Le communiqué était accompagné d'une vidéo floue montrant des silhouettes dans l'obscurité en train de lancer quelque chose, mais cela ne semblait pas être des pierres. Quoi qu'il en soit, selon Mohammed, les soldats auraient pu se contenter de crier ou d'avertir les trois amis, ou de les arrêter.
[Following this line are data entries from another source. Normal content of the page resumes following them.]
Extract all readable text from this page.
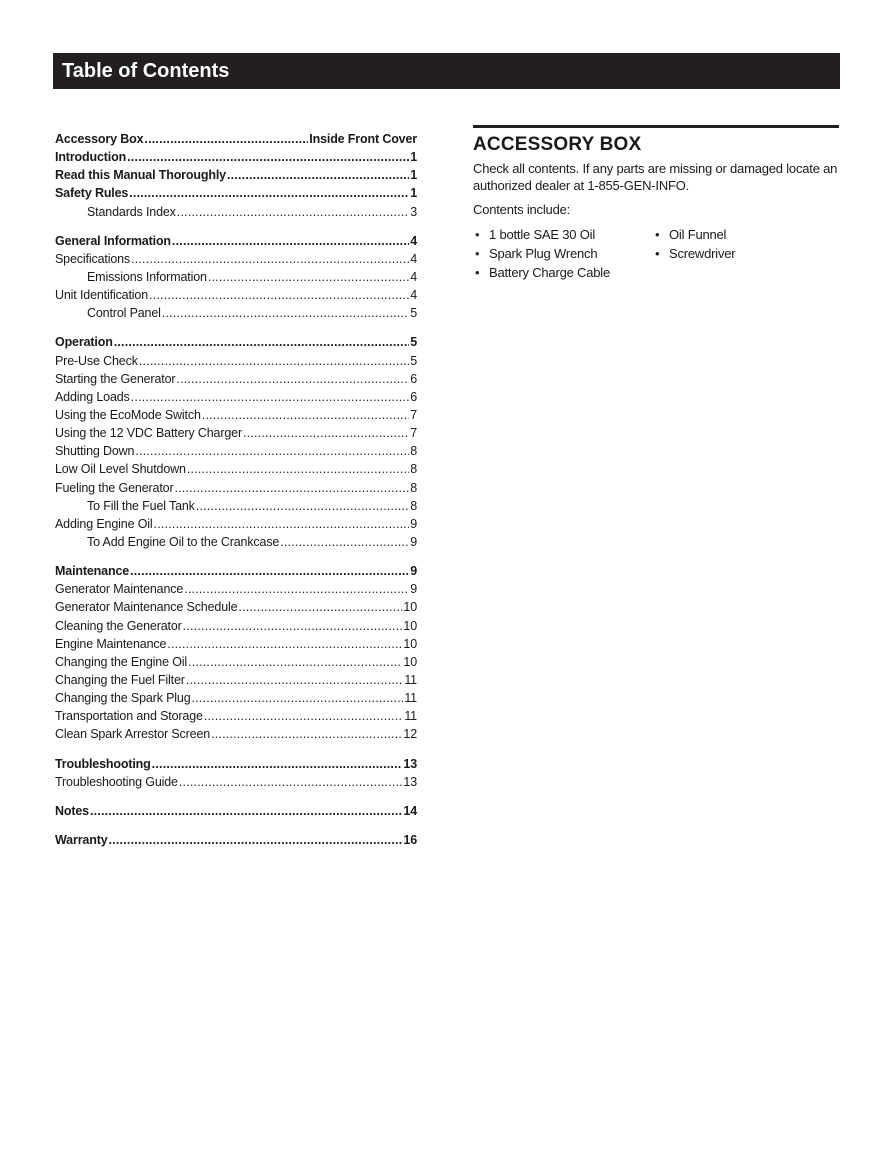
Table of Contents
Accessory Box .....	Inside Front Cover
Introduction .....	1
Read this Manual Thoroughly .....	1
Safety Rules .....	1
Standards Index .....	3
General Information .....	4
Specifications .....	4
Emissions Information .....	4
Unit Identification .....	4
Control Panel .....	5
Operation .....	5
Pre-Use Check .....	5
Starting the Generator .....	6
Adding Loads .....	6
Using the EcoMode Switch .....	7
Using the 12 VDC Battery Charger .....	7
Shutting Down .....	8
Low Oil Level Shutdown .....	8
Fueling the Generator .....	8
To Fill the Fuel Tank .....	8
Adding Engine Oil .....	9
To Add Engine Oil to the Crankcase .....	9
Maintenance .....	9
Generator Maintenance .....	9
Generator Maintenance Schedule .....	10
Cleaning the Generator .....	10
Engine Maintenance .....	10
Changing the Engine Oil .....	10
Changing the Fuel Filter .....	11
Changing the Spark Plug .....	11
Transportation and Storage .....	11
Clean Spark Arrestor Screen .....	12
Troubleshooting .....	13
Troubleshooting Guide .....	13
Notes .....	14
Warranty .....	16
ACCESSORY BOX
Check all contents. If any parts are missing or damaged locate an authorized dealer at 1-855-GEN-INFO.
Contents include:
• 1 bottle SAE 30 Oil	• Oil Funnel
• Spark Plug Wrench	• Screwdriver
• Battery Charge Cable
Mais 36 balles ? Et 11 dans le corps de son fils ?
Mohammed Rabee regarde cette semaine à Turmus Ayya une affiche commémorative en hommage à son fils Amer. « En un instant, les soldats suscitent ici plus de haine que dix ans d'incitation à la violence par le Hamas ».
Crédit : Alex Levac
Le gouverneur du New Jersey, Phil Murphy, a appelé Mohammed pour lui présenter ses condoléances, et les sénateurs Andy Kim et Cory Booker ont écrit une lettre commune au président Donald Trump dans laquelle ils relatent l'histoire du meurtre d'Amer Rabee, un fils du New Jersey, et des blessures infligées à ses deux amis, dont l'un est également originaire du New Jersey, et demandent l'intervention du gouvernement :
« Nous demandons une enquête approfondie et transparente sur les faits et les circonstances de la mort d'Amer Rabee et sur les actions des forces de sécurité israéliennes », ont-ils écrit, ajoutant : « Nous demandons à votre gouvernement de mener une enquête rapide, indépendante et transparente sur la mort d'Amer Rabee ainsi que sur les blessures infligées à Ayub Igbara et Abed Shehada... Nous demandons à votre gouvernement d'évoquer cette affaire lors de réunions avec ses homologues du gouvernement israélien et de l'Autorité palestinienne au plus haut niveau et d'insister pour qu'ils coopèrent pleinement à une enquête menée par les États-Unis. »
« C'est ainsi que vous semez la haine dans nos enfants », dit Mohammed. « Qui se bat contre vous à Gaza aujourd'hui ? Ceux dont vous avez tué les familles en 2014. En un instant, les soldats ici suscitent plus de haine que dix ans d'incitation à la violence par le Hamas. »
Nous nous sommes ensuite rendus sur les lieux avec Mohammad Romaneh, un chercheur de terrain de l'organisation israélienne de défense des droits humains B'Tselem, mais nous n'avons pas pu y entrer : il est interdit de s'approcher des bosquets depuis le bord de la route, car l'armée a établi une base sur la colline d'en face et ouvre le feu sur toute personne qui ose s'approcher.
Mais de loin, nous avons vu l'endroit où Amer Rabee a été abattu. Un silence étrange régnait sur les lieux, seulement rompu par le grondement sourd des voitures sur la route principale.